Многократное эхо умолкло.

- Ускользнул от напасти? – рядом с ним объявился кудлатый мужик. - Дух стихийный тебя приманил?

- Дух стихийный?

- В нашем крае бытует поверье… Искушённые в кознях русалки, угнездившись в избе - через старые вещи, картины… - похищают детей, кормят смрадною грудью и, корёжа их души, обращают в пустое безликое зло.

Диковатый мужик покачал головой:

- А людей повзрослей, вот как ты, топят в Плюссе!
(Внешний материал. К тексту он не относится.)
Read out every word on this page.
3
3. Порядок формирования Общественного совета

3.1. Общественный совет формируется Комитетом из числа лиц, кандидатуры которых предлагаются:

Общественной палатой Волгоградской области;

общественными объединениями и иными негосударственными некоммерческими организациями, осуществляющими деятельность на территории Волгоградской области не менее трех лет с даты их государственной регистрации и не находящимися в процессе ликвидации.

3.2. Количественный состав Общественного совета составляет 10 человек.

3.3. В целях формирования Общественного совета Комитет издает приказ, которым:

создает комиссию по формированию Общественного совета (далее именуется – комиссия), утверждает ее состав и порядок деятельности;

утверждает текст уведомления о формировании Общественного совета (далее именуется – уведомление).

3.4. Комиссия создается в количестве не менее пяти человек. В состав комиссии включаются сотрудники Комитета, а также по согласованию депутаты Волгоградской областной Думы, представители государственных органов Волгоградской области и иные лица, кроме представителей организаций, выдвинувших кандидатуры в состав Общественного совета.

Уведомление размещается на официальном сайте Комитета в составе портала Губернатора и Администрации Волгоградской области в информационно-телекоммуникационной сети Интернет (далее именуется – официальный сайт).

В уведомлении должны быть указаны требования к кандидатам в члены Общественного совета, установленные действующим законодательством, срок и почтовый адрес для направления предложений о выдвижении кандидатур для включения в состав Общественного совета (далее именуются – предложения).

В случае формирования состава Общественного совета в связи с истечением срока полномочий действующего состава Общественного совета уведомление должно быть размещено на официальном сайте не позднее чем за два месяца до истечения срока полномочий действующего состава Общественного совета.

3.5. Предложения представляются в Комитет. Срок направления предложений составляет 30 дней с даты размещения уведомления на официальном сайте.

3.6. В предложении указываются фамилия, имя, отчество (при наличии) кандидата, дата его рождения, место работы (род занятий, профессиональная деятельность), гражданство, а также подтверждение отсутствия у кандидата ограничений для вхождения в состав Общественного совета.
Без ненужных придумок-затей! Жди беды, коли лихо такое в избе водворится! Мой совет: отыщи её кров и до ночи спали!

Погружённое в пламя панно, искривляясь, скворчало. Из огня проступал исполинский худой силуэт. Покружив на ветру, погрозив длинным пальцем, он уплыл далеко-далеко – за белёсым туманом вослед.

- Дело веры*! – воскликнул Платон, повернувшись спиной к обделённому жизнью кострищу.


* Лобасты – тип русалок, предстающих в образе нежити – громадных старух, способных превращаться в знакомых людей и заводить в непроходимые места.

* Плюсса – река в Псковской и Ленинградской областях России; вытекает из Заплюсских озёр – заболоченных, с илистым дном.

* Дело веры – аутодафе, «actus fidei» (лат.).